In der vergangenen Nacht wurden in Französisch Buchholz (Berlin-Pankow) an die 1.000 Antifa-Aufkleber verklebt, die auf den Nazi-Stein auf dem Gelände des “Wohnpark Bismarck” hinweisen. Es wurde die Entfernung des Steins und die Verhinderung weiterer “Heldengedenken” mit Neonazi-Beteiligung gefordert. Ebenfalls wurde der Initiator des Steins, der Unternehmer Michael Schöps, öffentlich gemacht.

Auf Indymedia ist ein Artikel erschienen, der die Chronologie noch einmal zusammenfasst: weiterlesen

Mai 2020 – Recherche: Die Seniorenresidenz „Wohnpark Bismarck“ und die Neonazipartei “Der III.Weg” (ergänzt)

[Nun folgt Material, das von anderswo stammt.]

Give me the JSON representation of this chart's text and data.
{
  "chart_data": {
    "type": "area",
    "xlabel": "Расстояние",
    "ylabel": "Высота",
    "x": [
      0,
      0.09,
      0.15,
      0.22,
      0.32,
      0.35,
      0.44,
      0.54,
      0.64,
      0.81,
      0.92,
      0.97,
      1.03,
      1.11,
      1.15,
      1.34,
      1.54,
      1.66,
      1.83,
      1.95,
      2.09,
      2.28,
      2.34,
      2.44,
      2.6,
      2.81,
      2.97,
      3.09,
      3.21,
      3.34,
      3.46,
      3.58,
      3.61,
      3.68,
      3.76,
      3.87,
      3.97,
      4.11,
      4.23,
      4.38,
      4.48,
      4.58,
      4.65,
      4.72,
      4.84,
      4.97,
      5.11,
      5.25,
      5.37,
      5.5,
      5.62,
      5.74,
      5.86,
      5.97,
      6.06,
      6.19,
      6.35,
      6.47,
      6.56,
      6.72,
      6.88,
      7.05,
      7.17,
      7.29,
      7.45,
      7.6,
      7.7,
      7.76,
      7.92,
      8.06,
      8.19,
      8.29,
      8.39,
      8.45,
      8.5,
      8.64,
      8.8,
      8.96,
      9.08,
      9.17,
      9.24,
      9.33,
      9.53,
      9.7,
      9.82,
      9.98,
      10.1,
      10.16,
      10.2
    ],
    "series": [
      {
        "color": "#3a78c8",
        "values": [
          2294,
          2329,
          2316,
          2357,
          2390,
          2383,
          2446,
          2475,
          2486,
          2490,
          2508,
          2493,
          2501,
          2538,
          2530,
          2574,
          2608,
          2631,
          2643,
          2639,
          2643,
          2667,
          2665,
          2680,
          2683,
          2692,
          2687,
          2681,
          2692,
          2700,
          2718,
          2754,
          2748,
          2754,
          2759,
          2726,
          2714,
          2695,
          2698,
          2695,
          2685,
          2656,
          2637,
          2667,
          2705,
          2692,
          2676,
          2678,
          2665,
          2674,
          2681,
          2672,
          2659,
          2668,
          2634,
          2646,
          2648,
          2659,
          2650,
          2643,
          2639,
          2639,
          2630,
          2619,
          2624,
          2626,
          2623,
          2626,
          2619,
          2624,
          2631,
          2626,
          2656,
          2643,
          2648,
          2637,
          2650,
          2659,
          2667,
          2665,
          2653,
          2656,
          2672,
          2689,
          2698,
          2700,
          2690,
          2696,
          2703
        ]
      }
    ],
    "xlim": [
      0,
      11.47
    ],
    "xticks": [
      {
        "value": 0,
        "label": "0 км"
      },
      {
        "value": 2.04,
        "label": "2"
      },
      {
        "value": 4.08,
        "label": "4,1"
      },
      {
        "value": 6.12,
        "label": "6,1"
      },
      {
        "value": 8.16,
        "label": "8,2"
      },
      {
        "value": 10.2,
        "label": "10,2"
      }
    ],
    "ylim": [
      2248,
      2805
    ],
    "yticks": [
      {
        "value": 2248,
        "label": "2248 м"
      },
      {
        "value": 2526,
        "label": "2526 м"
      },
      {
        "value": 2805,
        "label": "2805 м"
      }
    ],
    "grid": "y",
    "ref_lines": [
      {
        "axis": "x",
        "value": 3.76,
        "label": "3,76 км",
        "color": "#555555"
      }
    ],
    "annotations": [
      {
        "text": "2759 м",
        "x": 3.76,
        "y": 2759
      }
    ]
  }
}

Im Pankower Stadtteil Französisch Buchholz in der Hauptstraße 63 liegt die Seniorenresidenz mit dem vielsagenden Namen „Wohnpark Bismarck“. Die Geschäftsführung hat wohl Verbindungen zur neonazistischen Kleinstpartei „Der III.Weg.



Auf dem komplett umzäunten Gelände des Seniorenheims befindet sich seit 2018 ein Denkmal, das in geschichtsrevisionistischer Weise an die beiden Weltkriege erinnert.(1) Das circa 1.30 Meter und 60 mal 60 cm breite Monument ist an allen vier Seiten beschriftet. Auf den jeweiligen Seiten ist zu lesen „Den gefallenen Deutschen Helden beider Weltkriege“, „Den Opfern des alliierten Bombenterrors“, „Zur Erinnerung an die deutschen Heimatvertriebenen“ und „Du sollst an Deutschland Zukunft glauben, an deines Volkes Aufersteh’n“(sic!).

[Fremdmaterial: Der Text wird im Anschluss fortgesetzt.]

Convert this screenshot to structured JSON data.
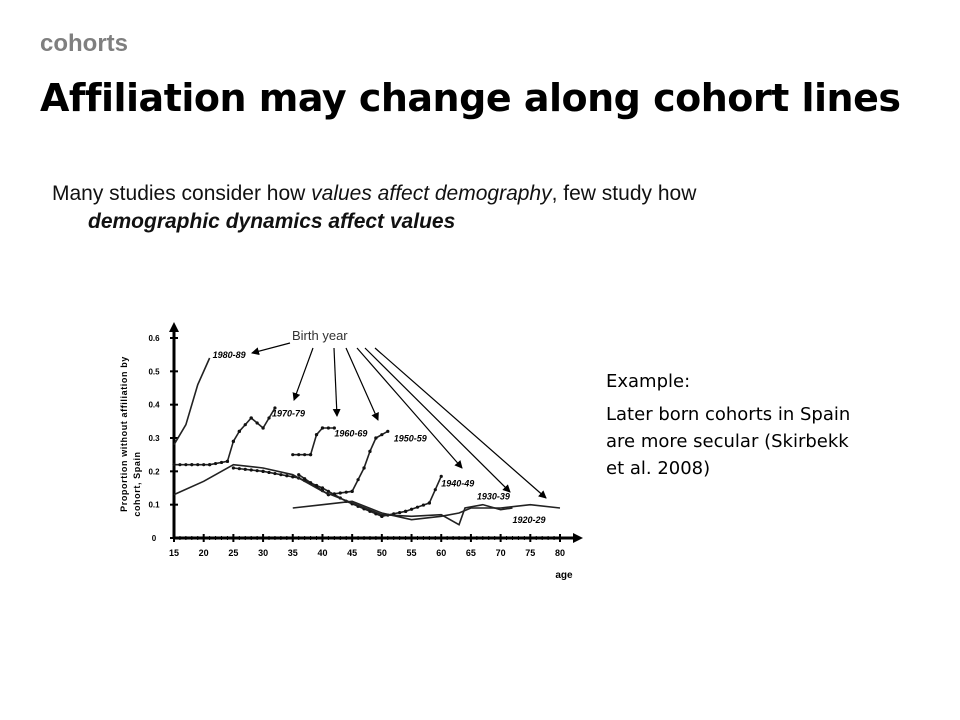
{
  "header": {
    "section": "cohorts",
    "title": "Affiliation may change along cohort lines"
  },
  "body": {
    "part1": "Many studies consider how ",
    "part2_italic": "values affect demography",
    "part3": ", few study how",
    "part4_bold_italic": "demographic dynamics affect values"
  },
  "example": {
    "label": "Example:",
    "text": "Later born cohorts in Spain are more secular (Skirbekk et al. 2008)"
  },
  "chart_data": {
    "type": "line",
    "title": "",
    "xlabel": "age",
    "ylabel": "Proportion without affiliation by cohort, Spain",
    "xlim": [
      15,
      80
    ],
    "ylim": [
      0,
      0.6
    ],
    "x_ticks": [
      "15",
      "20",
      "25",
      "30",
      "35",
      "40",
      "45",
      "50",
      "55",
      "60",
      "65",
      "70",
      "75",
      "80"
    ],
    "y_ticks": [
      "0",
      "0.1",
      "0.2",
      "0.3",
      "0.4",
      "0.5",
      "0.6"
    ],
    "annotation": "Birth year",
    "series": [
      {
        "name": "1980-89",
        "x": [
          15,
          17,
          19,
          21
        ],
        "y": [
          0.28,
          0.34,
          0.46,
          0.54
        ]
      },
      {
        "name": "1970-79",
        "x": [
          15,
          18,
          21,
          24,
          25,
          26,
          28,
          30,
          32
        ],
        "y": [
          0.22,
          0.22,
          0.22,
          0.23,
          0.29,
          0.32,
          0.36,
          0.33,
          0.39
        ]
      },
      {
        "name": "1960-69",
        "x": [
          35,
          38,
          39,
          40,
          42
        ],
        "y": [
          0.25,
          0.25,
          0.31,
          0.33,
          0.33
        ]
      },
      {
        "name": "1950-59",
        "x": [
          36,
          41,
          45,
          47,
          48,
          49,
          51
        ],
        "y": [
          0.19,
          0.13,
          0.14,
          0.21,
          0.26,
          0.3,
          0.32
        ]
      },
      {
        "name": "1940-49",
        "x": [
          25,
          30,
          36,
          40,
          44,
          50,
          54,
          58,
          60
        ],
        "y": [
          0.21,
          0.2,
          0.18,
          0.15,
          0.11,
          0.065,
          0.08,
          0.105,
          0.185
        ]
      },
      {
        "name": "1930-39",
        "x": [
          15,
          20,
          25,
          30,
          35,
          40,
          45,
          50,
          55,
          60,
          63,
          64,
          67,
          70,
          72
        ],
        "y": [
          0.13,
          0.17,
          0.22,
          0.21,
          0.19,
          0.14,
          0.105,
          0.07,
          0.065,
          0.07,
          0.04,
          0.09,
          0.1,
          0.085,
          0.09
        ]
      },
      {
        "name": "1920-29",
        "x": [
          35,
          40,
          45,
          50,
          55,
          60,
          63,
          65,
          70,
          75,
          80
        ],
        "y": [
          0.09,
          0.1,
          0.11,
          0.075,
          0.055,
          0.065,
          0.075,
          0.09,
          0.09,
          0.1,
          0.09
        ]
      }
    ]
  }
}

Außerdem sind auf dem Gelände des Wohnparks neben etlichen Bismarck-Statuen und -Büsten auch die Bundesflagge mit dem Eisernen Kreuz in der Mitte und eine schwarz-weiß-rote Fahne an Fahnenmasten angebracht.(2) Das Heim scheint sich mit seiner Namensgebung und Gestaltung speziell an rechte Senior*innen zu richten.